The single-parameter, in-process monitor and automatic control systems for the resistance spot welding process have been studied by many investigators. Some of these have already been commercialized and used by sheet metal fabricators. These control systems operate primarily on one of the three process parameters: maximum voltage or voltage drop, dynamic resistance, or thermal expansion between electrodes during nugget formation.
Control systems based on voltage or dynamic resistance have been successfully implemented for industrial applications. A great amount of experience on these two control methods has been accumulated through trial-and-error approaches. The expansion-based control system is not commonly utilized due to lack of experience and understanding of the process.

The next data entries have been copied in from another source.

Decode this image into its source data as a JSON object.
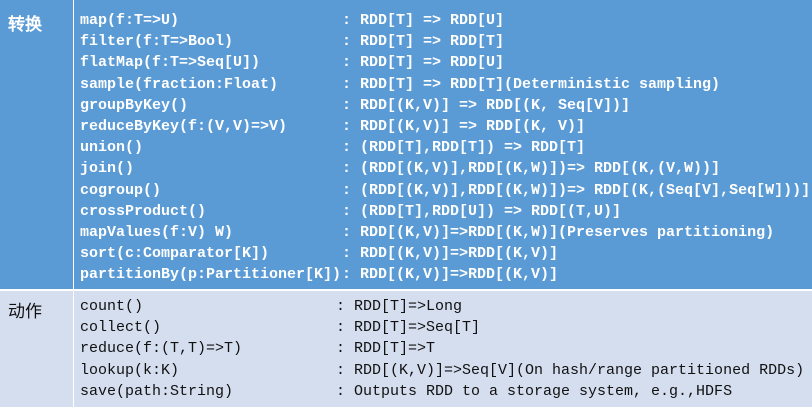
{
  "transformations": {
    "label": "转换",
    "rows": [
      {
        "op": "map(f:T=>U)",
        "sig": ": RDD[T] => RDD[U]"
      },
      {
        "op": "filter(f:T=>Bool)",
        "sig": ": RDD[T] => RDD[T]"
      },
      {
        "op": "flatMap(f:T=>Seq[U])",
        "sig": ": RDD[T] => RDD[U]"
      },
      {
        "op": "sample(fraction:Float)",
        "sig": ": RDD[T] => RDD[T](Deterministic sampling)"
      },
      {
        "op": "groupByKey()",
        "sig": ": RDD[(K,V)] => RDD[(K, Seq[V])]"
      },
      {
        "op": "reduceByKey(f:(V,V)=>V)",
        "sig": ": RDD[(K,V)] => RDD[(K, V)]"
      },
      {
        "op": "union()",
        "sig": ": (RDD[T],RDD[T]) => RDD[T]"
      },
      {
        "op": "join()",
        "sig": ": (RDD[(K,V)],RDD[(K,W)])=> RDD[(K,(V,W))]"
      },
      {
        "op": "cogroup()",
        "sig": ": (RDD[(K,V)],RDD[(K,W)])=> RDD[(K,(Seq[V],Seq[W]))]"
      },
      {
        "op": "crossProduct()",
        "sig": ": (RDD[T],RDD[U]) => RDD[(T,U)]"
      },
      {
        "op": "mapValues(f:V) W)",
        "sig": ": RDD[(K,V)]=>RDD[(K,W)](Preserves partitioning)"
      },
      {
        "op": "sort(c:Comparator[K])",
        "sig": ": RDD[(K,V)]=>RDD[(K,V)]"
      },
      {
        "op": "partitionBy(p:Partitioner[K])",
        "sig": ": RDD[(K,V)]=>RDD[(K,V)]"
      }
    ]
  },
  "actions": {
    "label": "动作",
    "rows": [
      {
        "op": "count()",
        "sig": ": RDD[T]=>Long"
      },
      {
        "op": "collect()",
        "sig": ": RDD[T]=>Seq[T]"
      },
      {
        "op": "reduce(f:(T,T)=>T)",
        "sig": ": RDD[T]=>T"
      },
      {
        "op": "lookup(k:K)",
        "sig": ": RDD[(K,V)]=>Seq[V](On hash/range partitioned RDDs)"
      },
      {
        "op": "save(path:String)",
        "sig": ": Outputs RDD to a storage system, e.g.,HDFS"
      }
    ]
  },
  "colors": {
    "transform_bg": "#5b9bd5",
    "action_bg": "#d5deef"
  }
}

Since the expansion displacement between electrodes during welding responds directly to the weld nugget formation, this control parameter provides a better means to produce more precise spot welds. However, the control algorithm of this method is more complex than that for the other two methods. Fruitful development of a such system can not be obtained by trial-and-error approaches.
This paper presents a systematic approach to develop the expansion-based control algrithm for resistance spot welding. The finite element method was used to simulate the welding process and to determine the physical response of the joint material to the various welding conditions. Direct correlations between nugget formation and expansion displacement between electrodes were obtained.
By systematic computer simulations, the weldability characteristic curves for resistance spot welding were developed. These weldability curves show inadeguate welding conditions which would cause nugget expulsion and current shunting. A welding duration curve, which shows appropriate time for squeeze, weld, and hold cycles, was developed and used as a basis for in-process resistance spot welding control.